NONE WILL LEAVE: A representative example of Shane's engaging — and endearing — AI cartoons. Credit: youlooklikeathing.com

And that’s just her day job: in her spare time, Shane writes AI Weirdness, an entertaining blog that recounts her adventures with machine learning algorithms. Shane feeds data to neural networks and shares their attempts to imitate the data, including attention-catching lists of recipes (Artichoke Gelatin Dogs, Crockpot Cold Water), beers (La Cat Tas Oo Ma Ale, River Smush Hoppy Amber Ale), paint colors (Clear Paste, Sudden Pine), and crochet patterns (“My first indication that something was going wrong was when the hats kept exploding into hyperbolic super-surfaces….Ruffles would turn to tight ruffles, and then to corals, and then to brains.”) The latest extension of the blog — whose merchandise page includes a tea towel with AI-generated cookie samples such as Quitterbread Bars, Apricot Dream Moles, and Hand Buttersacks — is a charming, smart, delightfully illustrated book, You Look Like a Thing and I Love You: How AI Works and Why It’s Making the World a Better Place. Channeling the clever-comedic spirits of both Douglas Adams and Randall Munroe, Shane addresses such questions as “What is AI?” “How does it actually learn?” “What are you really asking for?” and whether machine-learning programs are any good at acquiring an understanding of knock, knock jokes. (Spoiler alert: sometimes!).

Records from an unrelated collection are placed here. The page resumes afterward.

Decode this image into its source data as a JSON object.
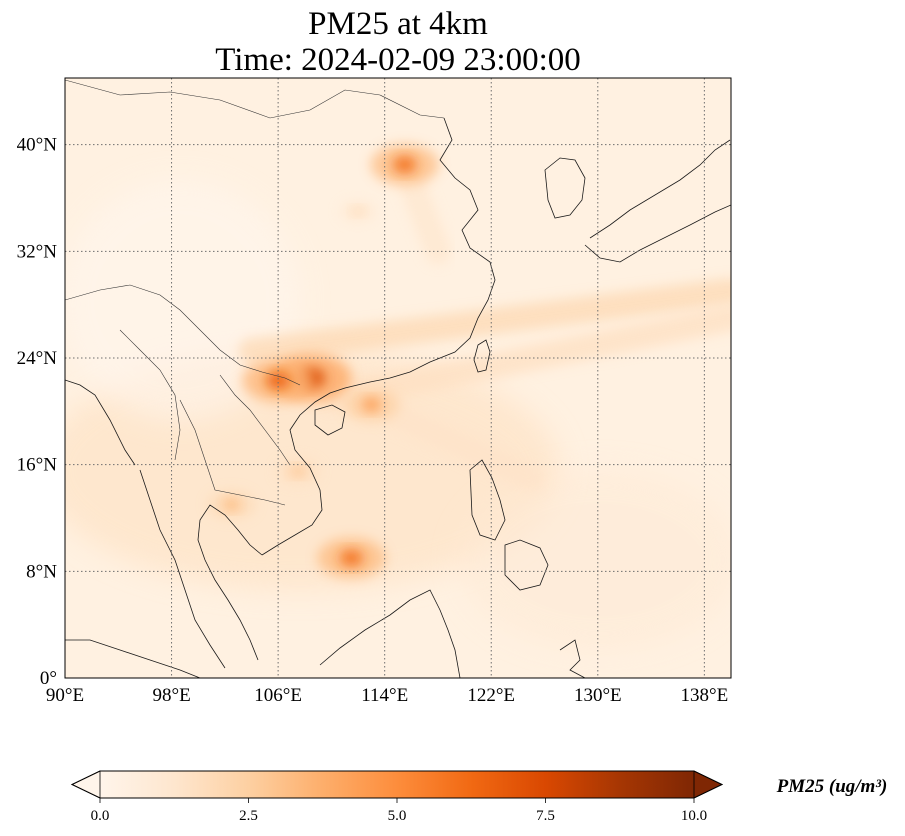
{
  "title": {
    "line1": "PM25 at 4km",
    "line2": "Time: 2024-02-09 23:00:00"
  },
  "axes": {
    "lon_ticks": [
      "90°E",
      "98°E",
      "106°E",
      "114°E",
      "122°E",
      "130°E",
      "138°E"
    ],
    "lat_ticks": [
      "0°",
      "8°N",
      "16°N",
      "24°N",
      "32°N",
      "40°N"
    ]
  },
  "colorbar": {
    "label": "PM25 (ug/m³)",
    "ticks": [
      "0.0",
      "2.5",
      "5.0",
      "7.5",
      "10.0"
    ],
    "cmap": [
      "#fff5eb",
      "#fee6ce",
      "#fdd0a2",
      "#fdae6b",
      "#fd8d3c",
      "#f16913",
      "#d94801",
      "#a63603",
      "#7f2704"
    ],
    "extend": "both"
  },
  "map_data": {
    "projection": "PlateCarree",
    "lon_range": [
      90,
      140
    ],
    "lat_range": [
      0,
      45
    ],
    "gridlines": true,
    "gridline_lons": [
      90,
      98,
      106,
      114,
      122,
      130,
      138
    ],
    "gridline_lats": [
      0,
      8,
      16,
      24,
      32,
      40
    ],
    "field": "PM25",
    "value_range": [
      0,
      10
    ],
    "hotspots": [
      {
        "lon": 108.5,
        "lat": 22.5,
        "value": 7.5
      },
      {
        "lon": 106.0,
        "lat": 22.3,
        "value": 6.5
      },
      {
        "lon": 115.5,
        "lat": 38.5,
        "value": 6.0
      },
      {
        "lon": 111.5,
        "lat": 9.0,
        "value": 6.0
      },
      {
        "lon": 113.0,
        "lat": 20.5,
        "value": 4.5
      },
      {
        "lon": 102.5,
        "lat": 13.0,
        "value": 3.5
      },
      {
        "lon": 107.5,
        "lat": 15.5,
        "value": 3.0
      },
      {
        "lon": 112.0,
        "lat": 35.0,
        "value": 2.0
      }
    ],
    "plumes": [
      {
        "from": [
          104.0,
          24.5
        ],
        "to": [
          140.0,
          29.0
        ],
        "value": 2.0
      },
      {
        "from": [
          110.0,
          21.0
        ],
        "to": [
          140.0,
          27.0
        ],
        "value": 1.6
      },
      {
        "from": [
          115.5,
          38.5
        ],
        "to": [
          118.0,
          32.0
        ],
        "value": 1.2
      },
      {
        "from": [
          112.0,
          21.0
        ],
        "to": [
          125.0,
          15.0
        ],
        "value": 1.4
      }
    ]
  }
}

“I saw a really cool presentation as a freshman in college,” says Shane, who has also transformed her fascination with AI into an engaging and informative TED Talk. “Professor Erik Goodman was presenting his work on genetic algorithms, evolutionary programming. It was a form of AI that imitates evolution and uses that to evolve answers to a problem. Usually, potential solutions are like an organism: they’re part of a population and some of them are getting killed off and some are mating or mutating to form the next generation. If you’ve picked your fitness function correctly — so you’re correctly selecting the ones that survive versus the ones that croak — then you can evolve toward an answer. And, just like biological evolution comes up with really weird examples of stuff that we would never have thought of, like, “Oh yeah, you can survive by looking like bird poop,” or “You can survive by eating hydrogen sulfide,” the artificial evolution comes up with some really weird stuff: it would come up with a car bumper that was some kind of weird organic mess, but it did crumple in just the right way when it was hit.”

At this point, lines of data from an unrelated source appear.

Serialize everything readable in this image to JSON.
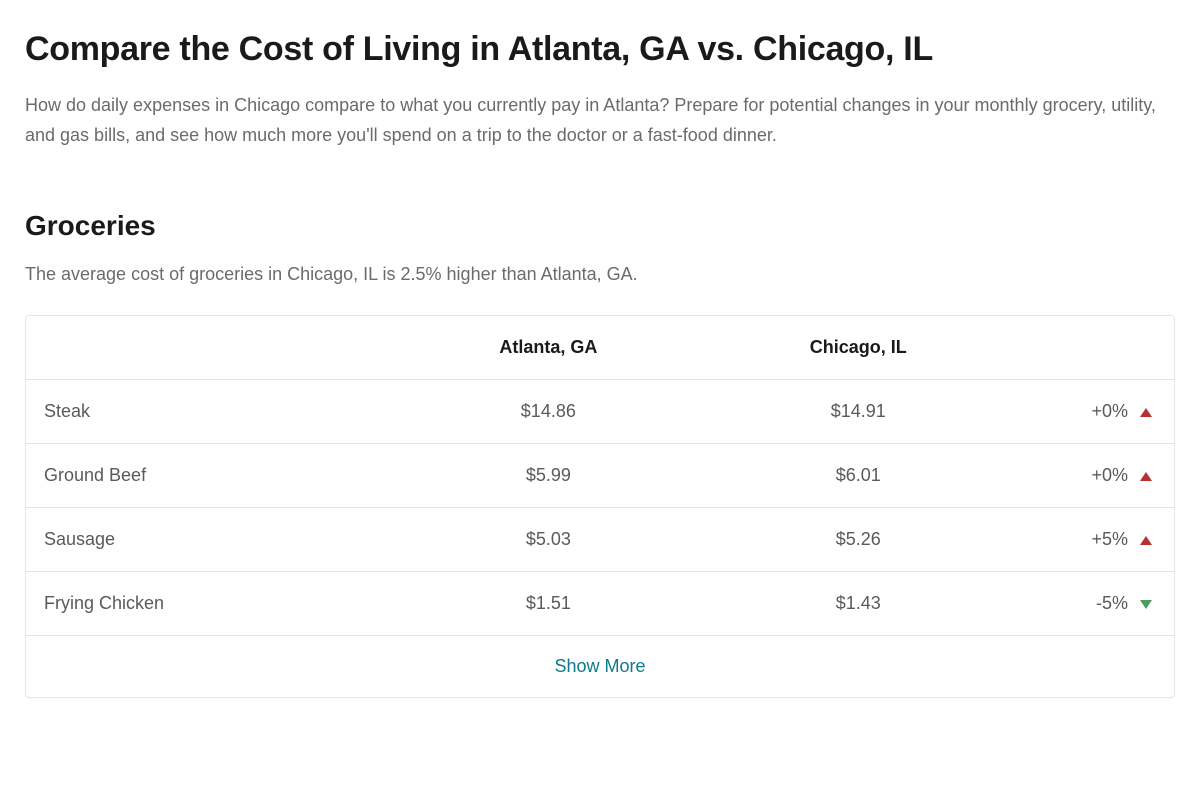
{
  "page": {
    "title": "Compare the Cost of Living in Atlanta, GA vs. Chicago, IL",
    "description": "How do daily expenses in Chicago compare to what you currently pay in Atlanta? Prepare for potential changes in your monthly grocery, utility, and gas bills, and see how much more you'll spend on a trip to the doctor or a fast-food dinner."
  },
  "section": {
    "title": "Groceries",
    "description": "The average cost of groceries in Chicago, IL is 2.5% higher than Atlanta, GA."
  },
  "table": {
    "columns": {
      "item": "",
      "city_a": "Atlanta, GA",
      "city_b": "Chicago, IL",
      "change": ""
    },
    "rows": [
      {
        "item": "Steak",
        "city_a": "$14.86",
        "city_b": "$14.91",
        "change": "+0%",
        "direction": "up"
      },
      {
        "item": "Ground Beef",
        "city_a": "$5.99",
        "city_b": "$6.01",
        "change": "+0%",
        "direction": "up"
      },
      {
        "item": "Sausage",
        "city_a": "$5.03",
        "city_b": "$5.26",
        "change": "+5%",
        "direction": "up"
      },
      {
        "item": "Frying Chicken",
        "city_a": "$1.51",
        "city_b": "$1.43",
        "change": "-5%",
        "direction": "down"
      }
    ],
    "show_more_label": "Show More"
  },
  "colors": {
    "up_triangle": "#b53030",
    "down_triangle": "#4a9d5f",
    "link": "#0d7a8f",
    "text_primary": "#1a1a1a",
    "text_secondary": "#6b6b6b",
    "border": "#e5e5e5",
    "background": "#ffffff"
  }
}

Compared to the rush to gush over AI and its enabling capabilities, Shane has a more studied approach. AI, she points out, is in its infancy; we’re still learning what it can and cannot do. Her writing is imbued with a palpable affection for her neural-networks’ responses — their often-off-piste outcomes are part of a learning process, after all — and she gets a kick out of AI’s spontaneous and unexpected solutions. “It’s a kind of a different way of looking at our world through a completely different point of view,” she points out. “And reflecting it back to us without some of the assumptions that we have about what’s connected to what, or what the context is. So, yeah, I like that when that happens. It’s like, ‘Oh yeah, technically you could solve a problem this way. We weren’t expecting that and maybe that’s not useful for us, but that is an interesting way of looking at it.’”

And there’s nothing artificial about that intelligence.